12 novembre 2010

Due cronache dal basso impero

Da qualche giorno, sui quotidiani, vanno in scena cronache da fine impero: analisi, editoriali, racconti sulla crisi di governo e, dicono alcuni, del berlusconismo. Oggi spiccano due articoli. Il primo è un intervento di Giuliano Ferrara sul Foglio, dal titolo (emblematico) "Si sta come d'autunno":
Fanno male i video con i pedinamenti di Lele Mora che va a una festa ad Arcore accompagnato da belle ragazze. Fanno male non perché abbiano un qualche significato morale, ma perché dimostrano che il Cav., non si sa come, non si sa bene perché, è diventato un uomo di stato che non conta, che può essere messo alla berlina da gente che lo spia, che può essere tirato in ballo in storie urca-scandalistiche da una escort spacciatrice già confidente dei carabinieri, e l'impressione è che anche la convocazione al Comitato parlamentare sui servizi sia solo un tentativo di umiliazione politica ben congegnato e ben raccordato con tutto il resto. [...] Il potere di interdizione del vincitore delle elezioni si fonda sul suo seguito popolare ed elettorale, e sul suo consistente esercito parlamentare, ma dipende ormai quasi integralmente dalla benevolenza di Bossi e dalla fiducia in lui dei suoi del Pdl, sottoposti nel nord alla prospettiva di non essere rieletti. E nella Lega sono in atto, dalla base al vertice, sommovimenti tellurici, roba forte, roba che non si vede.
Sulla Stampa, Michele Brambilla scrive invece di un clima che è "un clima da fine impero, e quando finisce un impero si scatenano gli istinti più bassi, la ribalta è degli ex fedelissimi che tradiscono e dei nemici che infieriscono, e questa è una delle cose peggiori perché non c’è niente di più vile che infierire su chi cade.

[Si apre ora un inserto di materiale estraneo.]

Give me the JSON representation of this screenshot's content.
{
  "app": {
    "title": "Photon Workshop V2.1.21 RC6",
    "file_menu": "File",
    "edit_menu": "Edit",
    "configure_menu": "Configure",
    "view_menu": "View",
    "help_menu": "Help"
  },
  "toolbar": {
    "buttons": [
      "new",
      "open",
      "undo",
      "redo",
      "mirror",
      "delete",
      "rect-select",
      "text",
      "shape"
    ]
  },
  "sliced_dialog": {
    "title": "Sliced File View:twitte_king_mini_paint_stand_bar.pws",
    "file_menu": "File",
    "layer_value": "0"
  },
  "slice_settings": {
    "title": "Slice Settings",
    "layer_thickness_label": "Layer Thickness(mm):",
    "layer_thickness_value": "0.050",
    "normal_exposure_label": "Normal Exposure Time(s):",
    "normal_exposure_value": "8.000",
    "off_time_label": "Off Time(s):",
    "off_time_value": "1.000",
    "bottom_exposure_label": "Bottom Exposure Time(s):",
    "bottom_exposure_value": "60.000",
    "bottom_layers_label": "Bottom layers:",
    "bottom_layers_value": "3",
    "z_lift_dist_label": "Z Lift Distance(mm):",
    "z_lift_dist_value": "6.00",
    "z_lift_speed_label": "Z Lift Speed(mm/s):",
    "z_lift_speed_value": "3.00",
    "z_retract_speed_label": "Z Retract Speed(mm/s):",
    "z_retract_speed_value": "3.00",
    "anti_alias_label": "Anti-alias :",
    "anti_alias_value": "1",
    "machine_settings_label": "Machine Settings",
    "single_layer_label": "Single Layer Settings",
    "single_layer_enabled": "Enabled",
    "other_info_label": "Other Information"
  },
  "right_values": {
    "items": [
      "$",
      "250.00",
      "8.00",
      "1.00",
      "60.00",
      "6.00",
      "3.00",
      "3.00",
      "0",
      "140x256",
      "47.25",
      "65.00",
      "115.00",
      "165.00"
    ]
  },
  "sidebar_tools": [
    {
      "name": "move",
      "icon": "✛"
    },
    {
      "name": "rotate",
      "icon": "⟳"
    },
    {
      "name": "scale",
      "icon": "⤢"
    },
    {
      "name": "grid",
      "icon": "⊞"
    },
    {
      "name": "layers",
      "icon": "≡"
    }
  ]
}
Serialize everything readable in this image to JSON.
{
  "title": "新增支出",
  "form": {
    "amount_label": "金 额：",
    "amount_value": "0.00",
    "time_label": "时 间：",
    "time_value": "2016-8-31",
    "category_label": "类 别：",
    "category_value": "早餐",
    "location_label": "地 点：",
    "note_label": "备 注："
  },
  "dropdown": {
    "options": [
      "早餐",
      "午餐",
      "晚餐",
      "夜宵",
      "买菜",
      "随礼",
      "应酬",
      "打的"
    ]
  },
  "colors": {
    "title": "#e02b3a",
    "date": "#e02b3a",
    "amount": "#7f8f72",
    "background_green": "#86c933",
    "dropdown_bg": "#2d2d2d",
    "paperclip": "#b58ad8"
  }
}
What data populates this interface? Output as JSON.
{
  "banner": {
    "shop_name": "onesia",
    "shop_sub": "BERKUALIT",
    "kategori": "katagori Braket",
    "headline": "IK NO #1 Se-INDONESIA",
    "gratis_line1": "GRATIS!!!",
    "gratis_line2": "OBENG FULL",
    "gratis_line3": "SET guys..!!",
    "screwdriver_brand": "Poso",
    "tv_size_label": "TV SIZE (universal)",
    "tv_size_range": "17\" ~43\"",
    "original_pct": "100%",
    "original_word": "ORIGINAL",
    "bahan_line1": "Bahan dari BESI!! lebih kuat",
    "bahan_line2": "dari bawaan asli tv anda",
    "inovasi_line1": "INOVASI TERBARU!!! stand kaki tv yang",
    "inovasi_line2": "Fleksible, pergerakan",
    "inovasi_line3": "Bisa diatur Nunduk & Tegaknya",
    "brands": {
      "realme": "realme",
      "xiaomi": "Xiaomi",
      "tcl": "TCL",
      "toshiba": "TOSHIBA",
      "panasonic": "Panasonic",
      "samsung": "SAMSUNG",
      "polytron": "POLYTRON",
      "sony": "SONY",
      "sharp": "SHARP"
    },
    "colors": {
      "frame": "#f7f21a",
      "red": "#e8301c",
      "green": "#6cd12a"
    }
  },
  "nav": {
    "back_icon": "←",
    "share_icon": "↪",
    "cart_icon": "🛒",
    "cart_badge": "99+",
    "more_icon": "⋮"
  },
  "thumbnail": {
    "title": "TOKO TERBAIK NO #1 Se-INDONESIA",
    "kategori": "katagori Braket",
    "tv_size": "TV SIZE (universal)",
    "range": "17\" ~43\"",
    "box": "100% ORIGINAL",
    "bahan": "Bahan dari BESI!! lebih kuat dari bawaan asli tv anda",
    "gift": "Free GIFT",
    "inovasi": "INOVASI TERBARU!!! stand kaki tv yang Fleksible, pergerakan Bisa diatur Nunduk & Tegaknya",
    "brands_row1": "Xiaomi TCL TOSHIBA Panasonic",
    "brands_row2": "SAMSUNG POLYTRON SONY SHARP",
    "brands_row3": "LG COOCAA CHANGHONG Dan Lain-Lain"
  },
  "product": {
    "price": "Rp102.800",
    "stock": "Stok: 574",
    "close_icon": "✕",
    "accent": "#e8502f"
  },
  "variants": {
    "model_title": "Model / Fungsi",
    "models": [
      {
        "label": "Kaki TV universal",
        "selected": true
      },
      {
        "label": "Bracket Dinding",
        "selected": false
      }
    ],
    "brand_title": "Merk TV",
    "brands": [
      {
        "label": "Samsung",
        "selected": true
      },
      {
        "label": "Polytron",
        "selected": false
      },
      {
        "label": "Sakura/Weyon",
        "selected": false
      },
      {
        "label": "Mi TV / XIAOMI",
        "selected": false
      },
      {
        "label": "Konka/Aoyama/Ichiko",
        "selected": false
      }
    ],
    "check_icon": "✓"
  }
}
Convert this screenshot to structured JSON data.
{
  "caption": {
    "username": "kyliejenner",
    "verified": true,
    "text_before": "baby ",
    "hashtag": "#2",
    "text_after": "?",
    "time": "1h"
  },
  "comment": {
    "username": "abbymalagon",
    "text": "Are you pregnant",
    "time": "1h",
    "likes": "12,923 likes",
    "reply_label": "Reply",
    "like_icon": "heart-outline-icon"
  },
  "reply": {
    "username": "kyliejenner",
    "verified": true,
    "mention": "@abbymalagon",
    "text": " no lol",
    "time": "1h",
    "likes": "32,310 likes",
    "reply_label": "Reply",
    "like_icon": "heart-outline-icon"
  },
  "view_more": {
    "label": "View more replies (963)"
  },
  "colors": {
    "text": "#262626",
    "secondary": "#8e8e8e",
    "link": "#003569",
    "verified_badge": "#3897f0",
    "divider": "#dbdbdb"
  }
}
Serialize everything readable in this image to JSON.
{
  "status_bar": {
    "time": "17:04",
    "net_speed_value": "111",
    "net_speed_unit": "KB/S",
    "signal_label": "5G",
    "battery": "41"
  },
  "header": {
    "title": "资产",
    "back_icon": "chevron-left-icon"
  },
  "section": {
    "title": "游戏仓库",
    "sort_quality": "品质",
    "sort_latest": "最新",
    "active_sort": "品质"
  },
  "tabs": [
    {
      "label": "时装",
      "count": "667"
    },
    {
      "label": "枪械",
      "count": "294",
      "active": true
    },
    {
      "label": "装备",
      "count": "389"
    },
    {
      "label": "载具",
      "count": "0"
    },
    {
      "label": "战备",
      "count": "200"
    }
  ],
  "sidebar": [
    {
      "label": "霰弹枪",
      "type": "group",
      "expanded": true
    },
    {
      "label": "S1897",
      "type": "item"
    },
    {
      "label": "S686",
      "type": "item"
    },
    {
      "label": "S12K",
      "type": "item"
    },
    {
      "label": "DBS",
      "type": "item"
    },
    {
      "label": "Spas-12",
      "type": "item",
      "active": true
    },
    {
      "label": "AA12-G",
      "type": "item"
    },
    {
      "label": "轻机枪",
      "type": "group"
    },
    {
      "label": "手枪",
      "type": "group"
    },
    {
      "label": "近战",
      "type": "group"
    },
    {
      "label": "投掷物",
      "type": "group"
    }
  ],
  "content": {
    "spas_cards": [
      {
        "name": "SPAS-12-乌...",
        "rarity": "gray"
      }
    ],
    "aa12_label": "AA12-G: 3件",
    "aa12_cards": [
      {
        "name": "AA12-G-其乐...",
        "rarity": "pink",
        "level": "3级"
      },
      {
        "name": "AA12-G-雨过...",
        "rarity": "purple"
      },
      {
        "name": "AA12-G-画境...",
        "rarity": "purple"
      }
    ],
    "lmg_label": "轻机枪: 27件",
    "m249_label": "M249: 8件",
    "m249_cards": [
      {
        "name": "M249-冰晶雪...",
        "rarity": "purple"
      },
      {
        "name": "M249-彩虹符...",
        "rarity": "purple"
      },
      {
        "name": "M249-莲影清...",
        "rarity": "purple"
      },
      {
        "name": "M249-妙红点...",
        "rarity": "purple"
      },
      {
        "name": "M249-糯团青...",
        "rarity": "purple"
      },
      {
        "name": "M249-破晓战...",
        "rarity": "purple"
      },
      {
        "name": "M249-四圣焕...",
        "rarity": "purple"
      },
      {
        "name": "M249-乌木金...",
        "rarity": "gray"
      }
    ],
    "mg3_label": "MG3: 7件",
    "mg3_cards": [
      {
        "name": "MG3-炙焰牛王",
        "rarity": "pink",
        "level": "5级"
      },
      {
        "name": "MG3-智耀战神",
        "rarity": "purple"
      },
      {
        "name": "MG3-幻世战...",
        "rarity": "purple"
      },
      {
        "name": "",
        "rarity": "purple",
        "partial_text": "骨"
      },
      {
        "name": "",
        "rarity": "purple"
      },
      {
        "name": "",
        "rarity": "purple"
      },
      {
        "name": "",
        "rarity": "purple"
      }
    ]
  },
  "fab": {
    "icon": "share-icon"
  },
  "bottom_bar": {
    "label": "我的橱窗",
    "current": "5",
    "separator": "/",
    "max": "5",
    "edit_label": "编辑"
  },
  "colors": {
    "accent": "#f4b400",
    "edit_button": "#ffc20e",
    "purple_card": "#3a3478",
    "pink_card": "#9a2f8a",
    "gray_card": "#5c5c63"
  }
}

Sono giorni già tante volte vissuti in questo Paese, i giorni del «mai stato fascista, io» e del «mai stato craxiano, io»". A questo proposito, Brambilla racconta un aneddoto esilarante:
Per un po’ sarà il caos, come dopo il 25 aprile: si starà alla finestra, un po’ di qua e un po’ di là in attesa di capire come va a finire. Un vecchio collega raccontava di quel che accadde al suo paese, in Veneto, dove l’ex podestà, diventato primo sindaco provvisorio dopo la Liberazione, stava - con un fazzoletto rosso al collo - nella piazza principale a fianco del parroco: un cittadino si presentò davanti ai due sollevando contemporaneamente entrambe le braccia, la destra per il saluto romano e la sinistra per il pugno chiuso, esclamando: «Sia lodato Gesù Cristo».